The aim of the project was to understand the politics, economics and sociology of the membership and services of Chambers of Commerce from their establishment in the 1770s up to the present. An important part of the analysis involved charting the financial structure of chambers, subscriptions, staff, committee structures, membership size, membership sector and corporate status, etc. This forms the element of data collection that is deposited. A comparator used, in the absence of information on company numbers in each locality, was the population of the chamber's area. This is also contained in the dataset. The research sought to combine all sources that could be found to make data coverage as complete as possible, but as with all archive studies, not all variables could be completed for all time periods. The data deposit arises from preparation of the first systematic and definitive history of Chambers of Commerce in the UK. The full information on this study is published as Local Business Voice: the History of Chambers of Commerce in Britain, Ireland and Revolutionary America, 1760-2011 (published by Oxford University Press, October 2011).
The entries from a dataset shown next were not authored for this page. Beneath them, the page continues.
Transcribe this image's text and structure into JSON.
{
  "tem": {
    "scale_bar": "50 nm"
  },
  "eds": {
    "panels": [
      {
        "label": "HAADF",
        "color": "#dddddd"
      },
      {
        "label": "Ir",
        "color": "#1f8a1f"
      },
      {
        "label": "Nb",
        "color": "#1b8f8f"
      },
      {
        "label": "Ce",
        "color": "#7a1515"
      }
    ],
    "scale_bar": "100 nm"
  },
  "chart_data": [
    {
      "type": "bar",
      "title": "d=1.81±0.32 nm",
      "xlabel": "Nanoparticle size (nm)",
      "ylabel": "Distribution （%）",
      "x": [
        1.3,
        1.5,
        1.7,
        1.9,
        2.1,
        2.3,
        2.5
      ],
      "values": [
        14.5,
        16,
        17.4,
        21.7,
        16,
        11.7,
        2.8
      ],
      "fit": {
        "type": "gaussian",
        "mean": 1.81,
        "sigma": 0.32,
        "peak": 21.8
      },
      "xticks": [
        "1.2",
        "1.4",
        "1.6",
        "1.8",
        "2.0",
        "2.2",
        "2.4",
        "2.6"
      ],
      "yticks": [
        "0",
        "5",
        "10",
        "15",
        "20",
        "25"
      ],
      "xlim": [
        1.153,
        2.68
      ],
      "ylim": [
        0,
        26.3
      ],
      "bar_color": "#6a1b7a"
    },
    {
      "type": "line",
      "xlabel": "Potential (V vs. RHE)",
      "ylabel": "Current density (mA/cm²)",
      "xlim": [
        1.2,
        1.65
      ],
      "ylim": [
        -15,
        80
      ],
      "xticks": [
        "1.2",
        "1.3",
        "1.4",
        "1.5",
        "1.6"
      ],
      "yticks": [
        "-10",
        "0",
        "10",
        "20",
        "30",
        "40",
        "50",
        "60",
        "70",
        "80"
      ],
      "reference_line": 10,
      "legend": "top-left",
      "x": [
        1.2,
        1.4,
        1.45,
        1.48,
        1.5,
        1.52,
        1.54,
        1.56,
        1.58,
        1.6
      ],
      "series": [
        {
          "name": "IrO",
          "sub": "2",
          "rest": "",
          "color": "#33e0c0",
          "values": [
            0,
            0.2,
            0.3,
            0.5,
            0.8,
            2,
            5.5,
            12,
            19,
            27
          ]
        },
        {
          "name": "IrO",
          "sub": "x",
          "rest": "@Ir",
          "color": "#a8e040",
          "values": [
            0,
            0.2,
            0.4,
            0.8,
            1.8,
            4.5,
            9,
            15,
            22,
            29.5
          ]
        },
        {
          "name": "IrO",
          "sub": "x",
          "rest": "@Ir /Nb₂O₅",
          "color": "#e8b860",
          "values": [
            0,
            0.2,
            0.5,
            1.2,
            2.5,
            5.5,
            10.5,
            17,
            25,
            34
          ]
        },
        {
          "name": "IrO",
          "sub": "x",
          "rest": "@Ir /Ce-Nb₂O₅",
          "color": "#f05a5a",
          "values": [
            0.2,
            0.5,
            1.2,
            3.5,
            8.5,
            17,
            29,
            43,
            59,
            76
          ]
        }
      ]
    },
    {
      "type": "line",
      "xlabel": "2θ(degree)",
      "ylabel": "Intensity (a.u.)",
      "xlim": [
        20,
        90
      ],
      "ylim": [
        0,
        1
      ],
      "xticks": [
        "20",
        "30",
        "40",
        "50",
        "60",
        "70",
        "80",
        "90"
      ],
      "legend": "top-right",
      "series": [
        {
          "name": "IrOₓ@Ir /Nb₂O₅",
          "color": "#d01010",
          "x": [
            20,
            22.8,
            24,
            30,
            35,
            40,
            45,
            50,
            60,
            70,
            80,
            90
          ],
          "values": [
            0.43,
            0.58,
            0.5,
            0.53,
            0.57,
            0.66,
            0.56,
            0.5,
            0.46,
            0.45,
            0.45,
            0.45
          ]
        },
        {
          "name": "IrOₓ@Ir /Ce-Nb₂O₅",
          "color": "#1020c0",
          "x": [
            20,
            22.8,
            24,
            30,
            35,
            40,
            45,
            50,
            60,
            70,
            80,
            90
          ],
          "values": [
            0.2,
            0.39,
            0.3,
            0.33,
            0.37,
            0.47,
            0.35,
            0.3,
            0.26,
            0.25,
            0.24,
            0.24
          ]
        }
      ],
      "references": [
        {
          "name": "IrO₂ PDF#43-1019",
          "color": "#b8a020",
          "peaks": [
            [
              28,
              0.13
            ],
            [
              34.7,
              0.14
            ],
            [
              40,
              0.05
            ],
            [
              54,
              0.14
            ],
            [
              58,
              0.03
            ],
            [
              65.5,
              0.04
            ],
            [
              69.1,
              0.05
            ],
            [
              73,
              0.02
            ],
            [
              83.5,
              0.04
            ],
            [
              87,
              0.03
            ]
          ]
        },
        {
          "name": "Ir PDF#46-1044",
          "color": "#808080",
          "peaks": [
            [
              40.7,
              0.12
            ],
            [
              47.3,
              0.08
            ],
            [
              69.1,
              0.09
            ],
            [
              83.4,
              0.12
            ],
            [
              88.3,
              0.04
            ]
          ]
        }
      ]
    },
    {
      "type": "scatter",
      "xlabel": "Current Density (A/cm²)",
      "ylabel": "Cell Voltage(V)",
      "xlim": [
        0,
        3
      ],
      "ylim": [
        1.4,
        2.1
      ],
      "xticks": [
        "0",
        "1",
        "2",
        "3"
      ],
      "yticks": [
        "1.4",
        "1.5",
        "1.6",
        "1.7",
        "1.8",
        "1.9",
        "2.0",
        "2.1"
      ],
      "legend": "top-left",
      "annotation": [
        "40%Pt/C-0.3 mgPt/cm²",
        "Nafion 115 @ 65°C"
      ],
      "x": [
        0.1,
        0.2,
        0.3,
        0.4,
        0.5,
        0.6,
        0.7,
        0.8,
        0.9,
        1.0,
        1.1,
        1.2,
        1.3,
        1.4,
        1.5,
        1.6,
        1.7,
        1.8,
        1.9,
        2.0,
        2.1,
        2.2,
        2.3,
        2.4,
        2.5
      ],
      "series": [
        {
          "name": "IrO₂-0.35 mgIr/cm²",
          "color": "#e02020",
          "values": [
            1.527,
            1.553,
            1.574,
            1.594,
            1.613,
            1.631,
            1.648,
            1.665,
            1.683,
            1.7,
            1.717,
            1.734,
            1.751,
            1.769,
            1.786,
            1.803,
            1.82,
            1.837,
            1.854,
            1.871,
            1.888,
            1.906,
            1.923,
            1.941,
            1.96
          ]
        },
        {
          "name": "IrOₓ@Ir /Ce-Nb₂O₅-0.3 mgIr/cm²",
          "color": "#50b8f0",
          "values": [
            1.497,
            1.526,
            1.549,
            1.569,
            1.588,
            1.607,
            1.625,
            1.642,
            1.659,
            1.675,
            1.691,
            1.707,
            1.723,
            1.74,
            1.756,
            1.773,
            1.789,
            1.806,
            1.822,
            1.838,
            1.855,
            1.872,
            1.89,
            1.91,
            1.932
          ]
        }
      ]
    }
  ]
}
This data collection provides the statistical material used in that book as a source for other researchers and for the Chamber system itself. The data are the only long-term aligned source of information on Chambers of Commerce ever made available so far, and is based on modern benchmarking definitions. The result should provide a context for future local studies and a guide to wider sources. It will be of particular value for future benchmarking and long term comparative research of different locations.
Main Topics:
Information has been constructed for 16 cross-sections, every 10-20 years, 1790-2005. The variables include the size of membership, membership by business sector and business type, finances of Chambers, staff numbers, major services provided, range of publications produced, committees, and codes for status in relation to government initiatives since the 1990s (as Business Link franchisees or as merged Chambers of Commerce Training and Enterprise (CCTEs)). The database includes cases for all individual Chambers of Commerce that have existed. In addition, a small sample is included of smaller Chambers, usually termed Chambers of Trade (though often also taking the title Chambers of Commerce), with separate identification codes.
No sampling (total universe)
Some data are incomplete. See documentation for details.
Transcription of existing materials
The data are transcribed from archival sources and current records of chambers. The data are as complete as possible from the archival sources, but gaps remain.